Глава 22

Ещё один миг — не длиннее биения сердца — и мы уже на ногах.

И снова друг другу в глаза — как будто не можем насмотреться. Как будто впрок. Почему так страшно…

— Просить тебя остаться бесполезно?

В его серых — острая кромка режущей стали. Так смотрят воины перед боем. Так смотрят воины, которые знают, что могут не вернуться. Но этого я ему не позволю.

— Только если ты меня свяжешь.

— Мне нечем.

— Вот видишь, ты сам ответил на свой вопрос.

Прислониться лбом ко лбу. Мимолётное касание. Поцелуй — ещё короче. Наше время словно сжимается, его становится всё меньше, его почти уже нет.

Тепло наших тел остаётся там, на полу, пахнувшем конфетами.

Коридор, что ведёт в подземелья Замка пепельной розы, встречает нас могильным холодом. Он полностью свободен и даже стал как будто шире с момента моего последнего посещения. Идти удобно и просторно. Нас… приглашают? Шаг, ещё шаг и ещё… до границы, где новый камень сменяется старым, и вместо робкого любопытства стены сочатся откровенной настороженностью и, пожалуй, враждебностью. Этот камень помнит.

Всё глубже и глубже в тело земли — рука в руке. Наверное, мы оба знали, что этот момент когда-нибудь наступит. Ни один Замок роз не даётся хозяевам просто так. Его надо заслужить, выстрадать, оплатить кровью сердца. Вот он — наш момент истины.
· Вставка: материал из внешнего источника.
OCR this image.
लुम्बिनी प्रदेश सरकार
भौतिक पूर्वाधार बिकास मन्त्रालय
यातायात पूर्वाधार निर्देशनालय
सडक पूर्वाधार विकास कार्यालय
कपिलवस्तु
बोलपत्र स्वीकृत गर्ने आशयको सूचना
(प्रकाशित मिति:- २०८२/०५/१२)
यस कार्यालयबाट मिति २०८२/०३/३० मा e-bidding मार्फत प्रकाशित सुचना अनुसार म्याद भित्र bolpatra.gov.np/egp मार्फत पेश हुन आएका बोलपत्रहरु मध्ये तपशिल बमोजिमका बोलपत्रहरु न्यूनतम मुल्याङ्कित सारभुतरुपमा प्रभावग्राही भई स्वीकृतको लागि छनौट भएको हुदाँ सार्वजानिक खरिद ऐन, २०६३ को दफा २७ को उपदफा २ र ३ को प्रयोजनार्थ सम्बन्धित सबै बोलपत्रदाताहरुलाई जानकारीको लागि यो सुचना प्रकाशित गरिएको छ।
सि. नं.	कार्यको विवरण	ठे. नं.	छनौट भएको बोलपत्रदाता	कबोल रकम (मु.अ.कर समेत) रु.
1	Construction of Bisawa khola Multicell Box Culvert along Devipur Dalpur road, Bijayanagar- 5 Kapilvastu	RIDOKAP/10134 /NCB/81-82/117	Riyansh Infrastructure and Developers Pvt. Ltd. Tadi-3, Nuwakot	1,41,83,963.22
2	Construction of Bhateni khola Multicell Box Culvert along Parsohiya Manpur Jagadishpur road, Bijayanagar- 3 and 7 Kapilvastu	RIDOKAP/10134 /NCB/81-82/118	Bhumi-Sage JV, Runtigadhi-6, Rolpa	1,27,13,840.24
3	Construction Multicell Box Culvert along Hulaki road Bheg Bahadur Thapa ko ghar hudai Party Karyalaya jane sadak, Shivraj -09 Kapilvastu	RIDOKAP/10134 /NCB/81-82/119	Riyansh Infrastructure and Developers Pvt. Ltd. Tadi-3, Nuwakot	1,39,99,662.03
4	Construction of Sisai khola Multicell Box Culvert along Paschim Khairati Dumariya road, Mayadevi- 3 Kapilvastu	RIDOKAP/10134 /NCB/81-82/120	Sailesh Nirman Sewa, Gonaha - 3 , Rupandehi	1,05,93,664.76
Огромный каменный зал с высокими сводами завораживает невиданным зрелищем. Прямо на наших глазах творится чудо исцеления.

Всё, что было разрушено, медленно срастается, восстанавливается. Куски камня поднимаются один на другой, впитывают струйки песка, и он латает дыры. И вот уже тонкие колонны тянутся ввысь, почти до самого потолка. На котором просматривается изящно вырезанный каменный узор — бутоны роз, радуги, луны, звёзды из мерцающего серого минерала. Вспоминается, что здесь жил мирный народ. Мирный народ, который никому не хотел зла. Хочется плакать от оглушающей несправедливости.

Я опускаю голову и перестаю пялиться в потолок, только когда муж вдруг крепко сжимает мои пальцы и останавливается.

Едва не ахаю.

Каменное сооружение там, впереди, которое было разрушенным в моё прошлое посещение подвалов. Оно тогда напомнило мне арку. Теперь понимаю, почему.

Это и есть арка. И сейчас она полностью восстановилась. Тёмно-серый, почти чёрный, поблёскивающий антрацитом камень, плавные очертания, изящный свод с вырезанными неведомым резчиком завитками. А всё пространство арки затянуто голубым свечением, словно зеркало в раме. Через мерцающую пелену света едва-едва просматриваются контуры сталагмитов, вырастающих из пола у противоположной стены.

И прямо перед аркой, заложив руки за спину, стоит человек. В котором я не сразу, но узнаю «дорогого родственничка».

Мы медленно подходим, я сжимаю руку мужа в ответ, шёпотом умоляя не закипать и не наделать глупостей. Больше всего пугает, что он ничего не отвечает.

Заслышав шаги, Квентин бросает взгляд через плечо. В нём ни капли страха или раскаяния. При виде нас он даже улыбается!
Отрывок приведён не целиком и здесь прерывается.